The country begins to descend into chaos as Immaculée witnesses the lawless violence and intimidation that the Interhamwe are able to inflict upon the country. Peace talks in Tanzania between President Habyarimana and the Tutsi rebels leads to a peace agreement. Once the agreement is signed, though, powerful military colonel Theoneste Bagosora says he will never agree to peace with the Tutsis and will “prepare an apocalypse” (36) in Rwanda.

Analysis:

The first half of Part I: The Gathering Storm lays the groundwork for the rest of Immaculée’s memoir in several important ways. Rwandan political and tribal histories are explained to the reader so that there is context for the novel’s historical setting. Additionally Immaculée describes her life from early childhood so that the reader will be able to see how drastically the country changed in the genocide.

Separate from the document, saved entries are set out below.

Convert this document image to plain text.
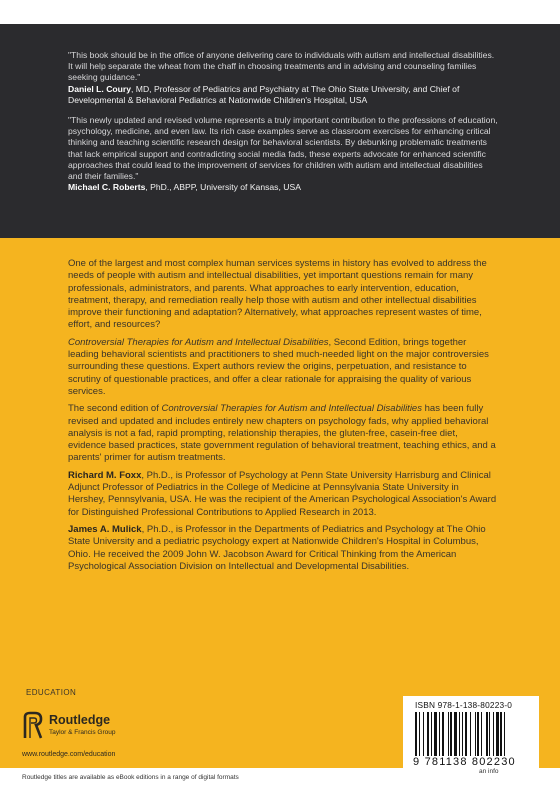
"This book should be in the office of anyone delivering care to individuals with autism and intellectual disabilities. It will help separate the wheat from the chaff in choosing treatments and in advising and counseling families seeking guidance."

Daniel L. Coury, MD, Professor of Pediatrics and Psychiatry at The Ohio State University, and Chief of Developmental & Behavioral Pediatrics at Nationwide Children's Hospital, USA

"This newly updated and revised volume represents a truly important contribution to the professions of education, psychology, medicine, and even law. Its rich case examples serve as classroom exercises for enhancing critical thinking and teaching scientific research design for behavioral scientists. By debunking problematic treatments that lack empirical support and contradicting social media fads, these experts advocate for enhanced scientific approaches that could lead to the improvement of services for children with autism and intellectual disabilities and their families."

Michael C. Roberts, PhD., ABPP, University of Kansas, USA

One of the largest and most complex human services systems in history has evolved to address the needs of people with autism and intellectual disabilities, yet important questions remain for many professionals, administrators, and parents. What approaches to early intervention, education, treatment, therapy, and remediation really help those with autism and other intellectual disabilities improve their functioning and adaptation? Alternatively, what approaches represent wastes of time, effort, and resources?

Controversial Therapies for Autism and Intellectual Disabilities, Second Edition, brings together leading behavioral scientists and practitioners to shed much-needed light on the major controversies surrounding these questions. Expert authors review the origins, perpetuation, and resistance to scrutiny of questionable practices, and offer a clear rationale for appraising the quality of various services.

The second edition of Controversial Therapies for Autism and Intellectual Disabilities has been fully revised and updated and includes entirely new chapters on psychology fads, why applied behavioral analysis is not a fad, rapid prompting, relationship therapies, the gluten-free, casein-free diet, evidence based practices, state government regulation of behavioral treatment, teaching ethics, and a parents' primer for autism treatments.

Richard M. Foxx, Ph.D., is Professor of Psychology at Penn State University Harrisburg and Clinical Adjunct Professor of Pediatrics in the College of Medicine at Pennsylvania State University in Hershey, Pennsylvania, USA. He was the recipient of the American Psychological Association's Award for Distinguished Professional Contributions to Applied Research in 2013.

James A. Mulick, Ph.D., is Professor in the Departments of Pediatrics and Psychology at The Ohio State University and a pediatric psychology expert at Nationwide Children's Hospital in Columbus, Ohio. He received the 2009 John W. Jacobson Award for Critical Thinking from the American Psychological Association Division on Intellectual and Developmental Disabilities.

EDUCATION
Routledge
Taylor & Francis Group
www.routledge.com/education
ISBN 978-1-138-80223-0
9 781138 802230
Routledge titles are available as eBook editions in a range of digital formats
an info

Immaculée explains the country’s political history in Chapter 2, page 15. She explains how the Germans and Belgians favored the Tutsi because they were already in power in the region when those colonial powers took over. She describes two rebellions that involved mass Tutsi killings and expulsions: one when the Tutsis tries to get more power from the Belgians in 1959 and the Belgians encouraged the Hutus to violently overthrow the Tutsi monarchy. Then in 1973, when Immaculée was three years old, many Tutsis were murdered and driven from the country.

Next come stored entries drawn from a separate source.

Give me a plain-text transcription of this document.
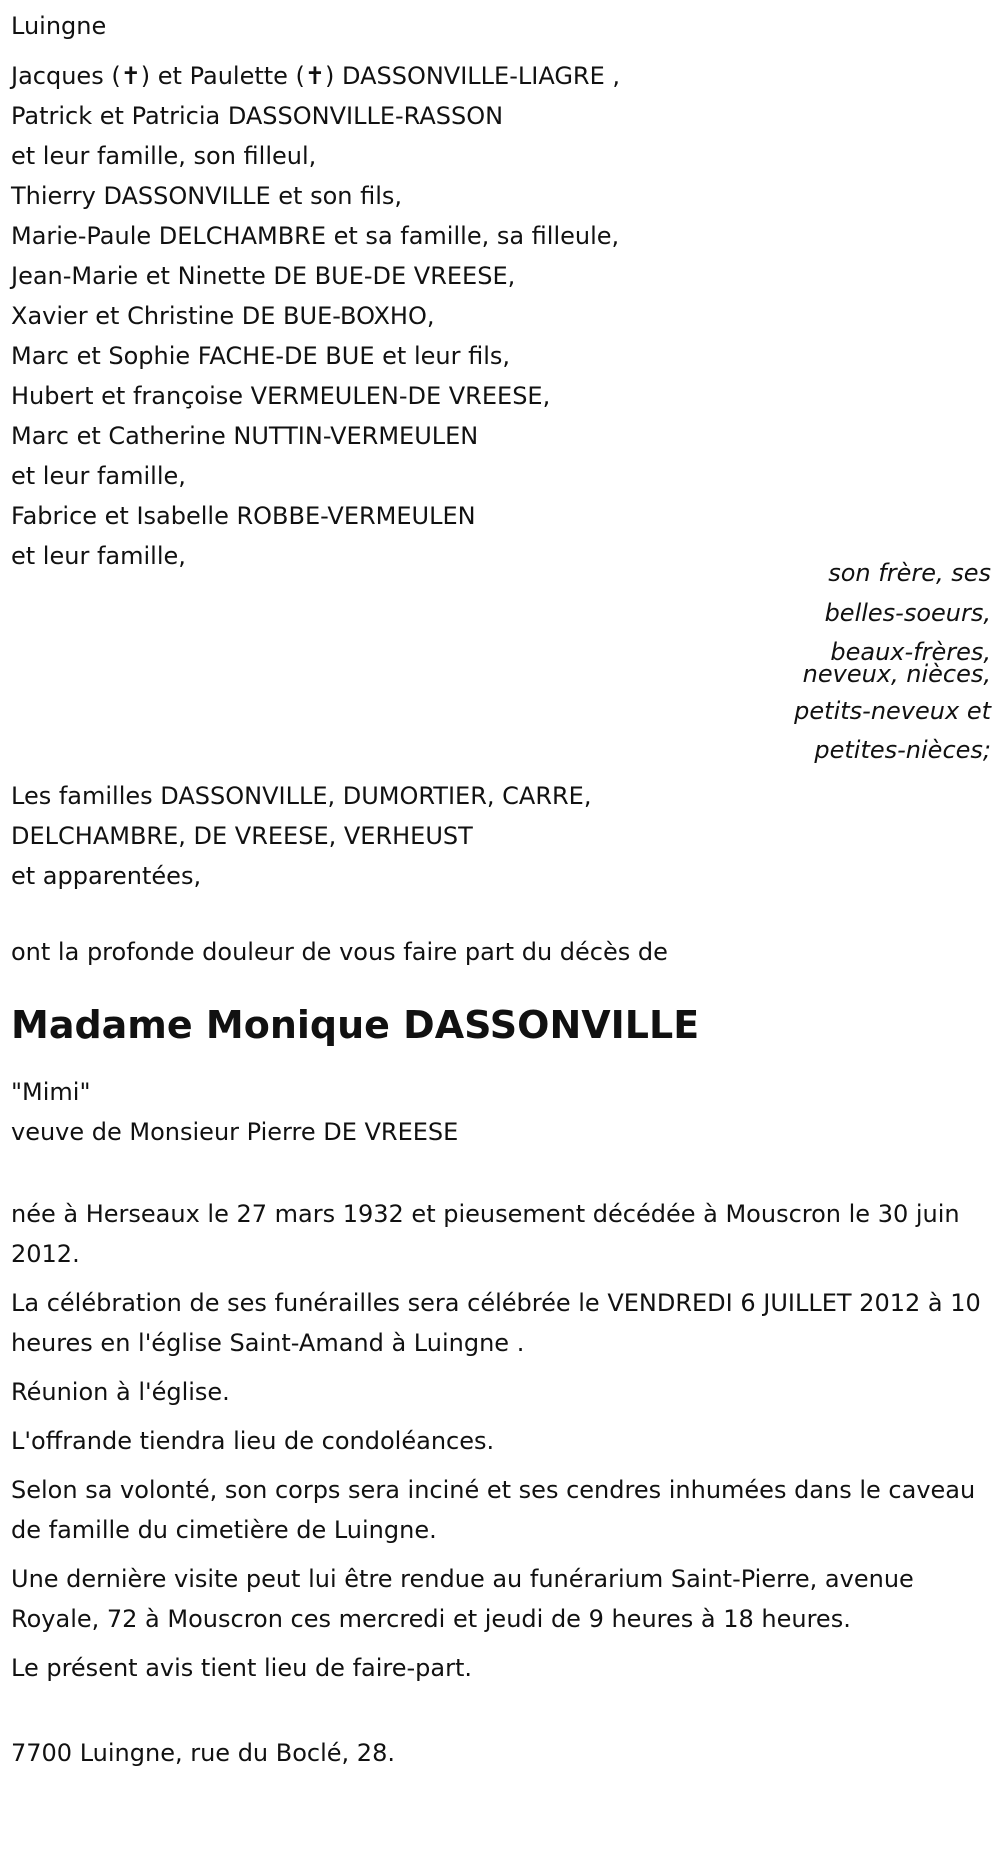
Luingne
Jacques (✝) et Paulette (✝) DASSONVILLE-LIAGRE ,
Patrick et Patricia DASSONVILLE-RASSON
et leur famille, son filleul,
Thierry DASSONVILLE et son fils,
Marie-Paule DELCHAMBRE et sa famille, sa filleule,
Jean-Marie et Ninette DE BUE-DE VREESE,
Xavier et Christine DE BUE-BOXHO,
Marc et Sophie FACHE-DE BUE et leur fils,
Hubert et françoise VERMEULEN-DE VREESE,
Marc et Catherine NUTTIN-VERMEULEN
et leur famille,
Fabrice et Isabelle ROBBE-VERMEULEN
et leur famille,
son frère, ses
belles-soeurs,
beaux-frères,
neveux, nièces,
petits-neveux et
petites-nièces;
Les familles DASSONVILLE, DUMORTIER, CARRE,
DELCHAMBRE, DE VREESE, VERHEUST
et apparentées,
ont la profonde douleur de vous faire part du décès de
Madame Monique DASSONVILLE
"Mimi"
veuve de Monsieur Pierre DE VREESE
née à Herseaux le 27 mars 1932 et pieusement décédée à Mouscron le 30 juin 2012.
La célébration de ses funérailles sera célébrée le VENDREDI 6 JUILLET 2012 à 10 heures en l'église Saint-Amand à Luingne .
Réunion à l'église.
L'offrande tiendra lieu de condoléances.
Selon sa volonté, son corps sera inciné et ses cendres inhumées dans le caveau de famille du cimetière de Luingne.
Une dernière visite peut lui être rendue au funérarium Saint-Pierre, avenue Royale, 72 à Mouscron ces mercredi et jeudi de 9 heures à 18 heures.
Le présent avis tient lieu de faire-part.
7700 Luingne, rue du Boclé, 28.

This explanation of the country’s ethnic conflict history gives useful context to the conflict that Immaculée’s memoir mainly focuses on. The fact that the Germans and Belgians pitted the Tutsi and Hutu ethnic groups against each other gives important context to the ethnic conflict.

The second important aspect of context given in this chapter is that of Immaculée’s childhood, especially how her parents never told her the ethnic conflict history of their country. This lends the horror that unfolds an especially horrifying aspect because for so much of Immaculée’s life, up until she was asked to identify herself as Hutu or Tutsi in primary school, she was unaware that such divisions even existed.

Immaculée shows how as she grew up she became more aware of the ethnic tensions, which was tied to the increase in tensions in the years building up to the genocide. She uses specific examples like her high school roommate being frightened in the night that she was an RPF rebel breaking in, or the men harassing her when she went out on a picnic. Then the most violent scene is when she and John are on the bus and see a woman being beaten and he tells her not to do anything.